Issue (i): Whether penalty under Section 11AC of the Central Excise Act, 1944 was mandatory where duty demand was confirmed by invoking the extended period under the proviso to Section 11A(1) of the Central Excise Act, 1944.
Analysis: The demand of duty had been confirmed on the footing of suppression of material facts and invocation of the proviso to Section 11A(1). The same factual foundation that justified the extended period also supported action under Section 11AC. The adjudicating authority's view that the dispute involved interpretation of exemption notifications could not justify dropping a penalty which was mandatory in law, though such circumstances could be relevant to the quantum of penalty.
Conclusion: Penalty under Section 11AC was mandatory, and the challenge to non-imposition of penalty succeeded.
Issue (ii): Whether the benefit of abatement under Section 4(4)(d)(ii) of the Central Excise Act, 1944 was rightly allowed while determining assessable value.
Analysis: The benefit had already been recognised in the controlling legal position, and the respondents were entitled to the abatement in determining assessable value. The challenge to this relief did not survive.

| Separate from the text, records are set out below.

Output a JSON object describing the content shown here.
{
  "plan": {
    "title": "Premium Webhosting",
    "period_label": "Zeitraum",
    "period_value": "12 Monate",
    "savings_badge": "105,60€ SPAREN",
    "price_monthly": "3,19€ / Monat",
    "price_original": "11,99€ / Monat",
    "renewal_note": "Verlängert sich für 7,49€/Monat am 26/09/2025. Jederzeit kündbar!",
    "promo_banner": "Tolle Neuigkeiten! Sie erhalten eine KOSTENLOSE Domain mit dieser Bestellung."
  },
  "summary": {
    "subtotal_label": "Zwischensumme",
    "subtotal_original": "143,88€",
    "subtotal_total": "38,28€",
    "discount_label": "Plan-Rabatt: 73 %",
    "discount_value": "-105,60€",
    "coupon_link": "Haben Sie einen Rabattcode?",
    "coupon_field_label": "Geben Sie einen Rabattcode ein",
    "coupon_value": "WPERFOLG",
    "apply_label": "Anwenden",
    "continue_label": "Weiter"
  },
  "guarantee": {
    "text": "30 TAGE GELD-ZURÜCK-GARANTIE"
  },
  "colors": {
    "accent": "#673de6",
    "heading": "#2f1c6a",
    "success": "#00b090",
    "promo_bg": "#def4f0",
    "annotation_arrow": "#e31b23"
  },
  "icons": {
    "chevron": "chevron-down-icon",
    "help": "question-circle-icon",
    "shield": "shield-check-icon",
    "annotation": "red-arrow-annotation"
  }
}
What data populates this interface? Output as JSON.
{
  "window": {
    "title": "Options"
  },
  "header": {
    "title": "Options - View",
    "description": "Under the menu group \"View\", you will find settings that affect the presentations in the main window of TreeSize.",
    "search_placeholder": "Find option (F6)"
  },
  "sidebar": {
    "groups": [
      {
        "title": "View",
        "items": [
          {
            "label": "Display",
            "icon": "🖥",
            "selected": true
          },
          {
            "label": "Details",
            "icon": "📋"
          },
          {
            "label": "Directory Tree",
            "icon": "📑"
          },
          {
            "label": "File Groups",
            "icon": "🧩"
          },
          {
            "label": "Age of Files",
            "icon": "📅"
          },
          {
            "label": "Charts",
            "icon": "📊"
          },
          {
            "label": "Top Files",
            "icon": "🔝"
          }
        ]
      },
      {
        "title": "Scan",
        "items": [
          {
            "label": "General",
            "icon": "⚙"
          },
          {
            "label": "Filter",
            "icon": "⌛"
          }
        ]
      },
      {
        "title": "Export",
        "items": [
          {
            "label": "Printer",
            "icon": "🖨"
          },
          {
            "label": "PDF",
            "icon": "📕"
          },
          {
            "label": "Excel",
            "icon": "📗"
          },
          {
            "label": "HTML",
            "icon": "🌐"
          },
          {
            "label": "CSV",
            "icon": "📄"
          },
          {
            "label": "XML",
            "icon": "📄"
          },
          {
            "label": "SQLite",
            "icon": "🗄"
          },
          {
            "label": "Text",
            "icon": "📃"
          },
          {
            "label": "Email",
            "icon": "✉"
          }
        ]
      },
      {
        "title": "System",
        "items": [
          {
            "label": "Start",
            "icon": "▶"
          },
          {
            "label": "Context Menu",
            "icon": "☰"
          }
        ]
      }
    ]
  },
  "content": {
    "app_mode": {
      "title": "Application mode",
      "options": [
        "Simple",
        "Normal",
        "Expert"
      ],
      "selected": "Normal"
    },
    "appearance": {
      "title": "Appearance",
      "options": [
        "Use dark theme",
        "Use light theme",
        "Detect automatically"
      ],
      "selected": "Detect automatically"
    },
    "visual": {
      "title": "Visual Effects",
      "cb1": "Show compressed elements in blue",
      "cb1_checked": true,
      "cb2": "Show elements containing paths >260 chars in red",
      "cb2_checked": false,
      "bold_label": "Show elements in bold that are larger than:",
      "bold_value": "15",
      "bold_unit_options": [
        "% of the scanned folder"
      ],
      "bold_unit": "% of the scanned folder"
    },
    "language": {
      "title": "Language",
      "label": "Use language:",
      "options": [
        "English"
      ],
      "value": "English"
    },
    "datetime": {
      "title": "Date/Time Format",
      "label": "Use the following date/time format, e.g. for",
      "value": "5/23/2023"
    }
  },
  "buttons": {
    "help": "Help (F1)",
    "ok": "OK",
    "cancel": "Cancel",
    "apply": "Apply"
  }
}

Conclusion: The benefit of Section 4(4)(d)(ii) was correctly allowed in favour of the assessee.
Final Conclusion: The orders were modified to impose moderate penalties under Section 11AC and to maintain interest under Section 11AB, while sustaining the assessee's entitlement to abatement in assessable value.
Ratio Decidendi: Where duty demand is confirmed by invoking the extended period for suppression, penalty under Section 11AC follows as mandatory, though the authority retains discretion on the quantum of penalty based on the facts and circumstances of the case.